By Jessica Oaks
You may not realize it, but at this very moment, you're probably wasting electricity. Don't feel too bad though; the fact of the matter is, most people are using more electricity than they need. The home is filled with electronic devices, and keeping track of them all can be a real hassle. Most of us tend not to think about it. After all, what damage can possibly be done by leaving the lights on in a room or setting the thermostat a couple of degrees cooler? Well, more than you probably think.
When it comes to electrical usage, one should think of the age-old economic theory, the Tragedy of the Commons. The principle is simple: Individuals acting rationally and in their own self-interest can actually act against the best interests of the group, by wasting a common resource needed by the collective whole. You may not believe that you're using an exorbitant amount of electricity, but over time, this usage adds up. And this usage burdens the electrical grid and increases your spending. Thankfully, by being conscious of this fact, you can make changes that benefit your wallet, and the community as well.

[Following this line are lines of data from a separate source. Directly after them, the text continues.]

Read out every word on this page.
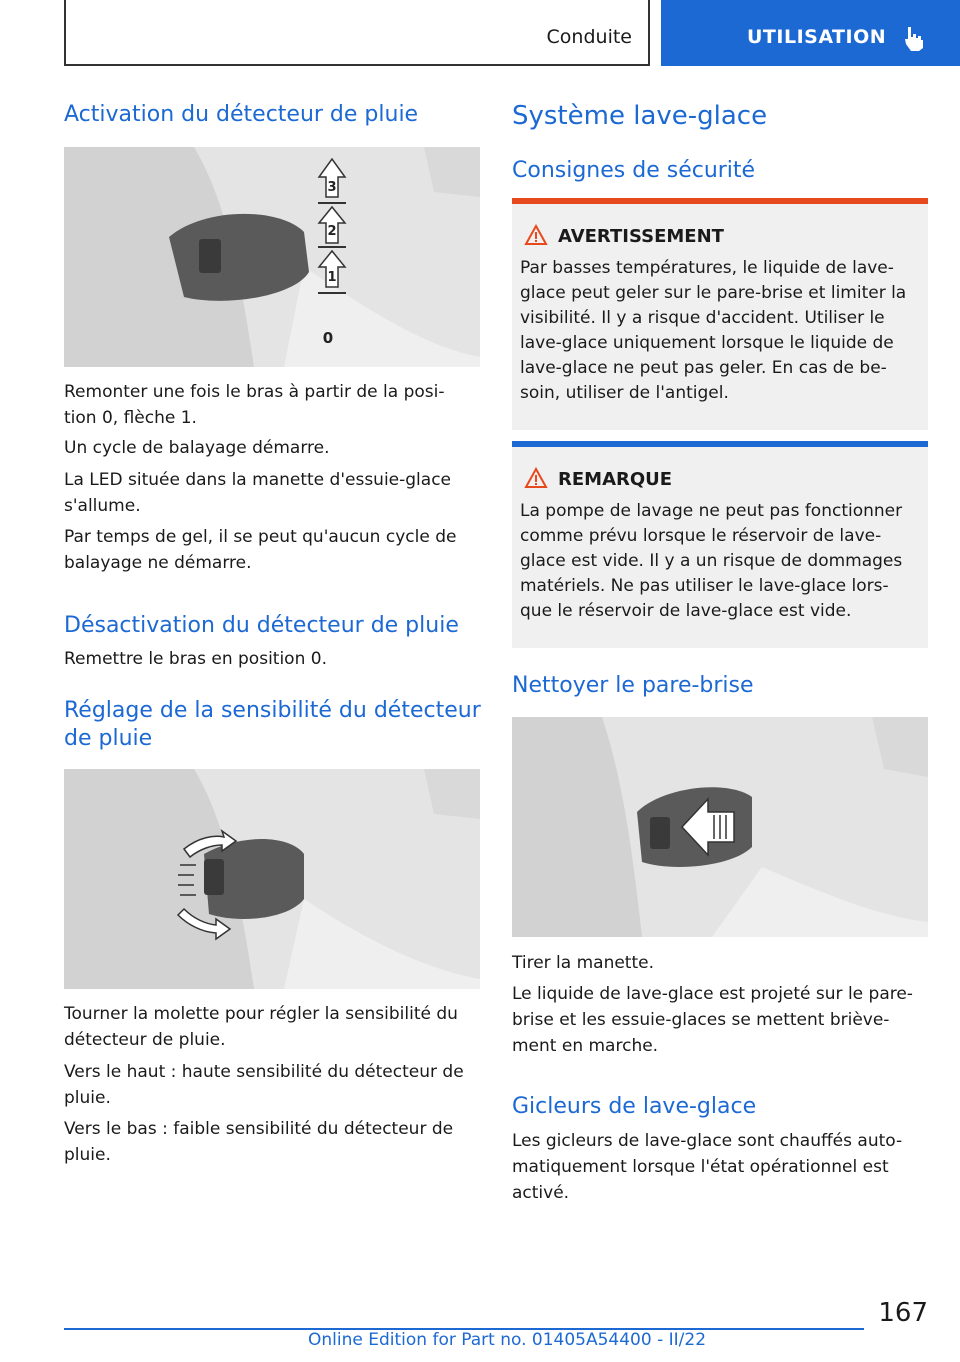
Conduite	UTILISATION
Activation du détecteur de pluie
3
2
1
0
Remonter une fois le bras à partir de la posi-
tion 0, flèche 1.
Un cycle de balayage démarre.
La LED située dans la manette d'essuie-glace
s'allume.
Par temps de gel, il se peut qu'aucun cycle de
balayage ne démarre.
Désactivation du détecteur de pluie
Remettre le bras en position 0.
Réglage de la sensibilité du détecteur
de pluie
Tourner la molette pour régler la sensibilité du
détecteur de pluie.
Vers le haut : haute sensibilité du détecteur de
pluie.
Vers le bas : faible sensibilité du détecteur de
pluie.
Système lave-glace
Consignes de sécurité
AVERTISSEMENT
Par basses températures, le liquide de lave-
glace peut geler sur le pare-brise et limiter la
visibilité. Il y a risque d'accident. Utiliser le
lave-glace uniquement lorsque le liquide de
lave-glace ne peut pas geler. En cas de be-
soin, utiliser de l'antigel.
REMARQUE
La pompe de lavage ne peut pas fonctionner
comme prévu lorsque le réservoir de lave-
glace est vide. Il y a un risque de dommages
matériels. Ne pas utiliser le lave-glace lors-
que le réservoir de lave-glace est vide.
Nettoyer le pare-brise
Tirer la manette.
Le liquide de lave-glace est projeté sur le pare-
brise et les essuie-glaces se mettent brièvе-
ment en marche.
Gicleurs de lave-glace
Les gicleurs de lave-glace sont chauffés auto-
matiquement lorsque l'état opérationnel est
activé.
167
Online Edition for Part no. 01405A54400 - II/22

Samsung spearheaded the Smart Home initiative with energy-efficient devices and appliances that can all be synced together, so that they run smoothly, and more importantly, efficiently. With sync devices like those offered by Samsung, you will never have to worry about leaving the air on all day again, because you will be notified via text if you are away for a certain amount of time. That is the promise of modern technology, and why individuals who are interested in saving electricity should be adopting these new devices.
Samsung is so committed to the home of the future, in fact, that the company has filed more than 150 patents with the United States patent office over the last decade or so related to home automation. It is a concept that makes sense in principle – control all of your electronic devices at once, centrally and remotely – but only recent technological developments, such as smartphones and wireless connectivity, have actually made it possible in practice. Adoption may be slow at present, but with each passing year, you can expect devices like the Nest thermostat, recently purchased by Google for $3.2 billion, to start becoming commonplace. If indicators are to be believed, the long-promised Jetsons home of the future may finally be upon us!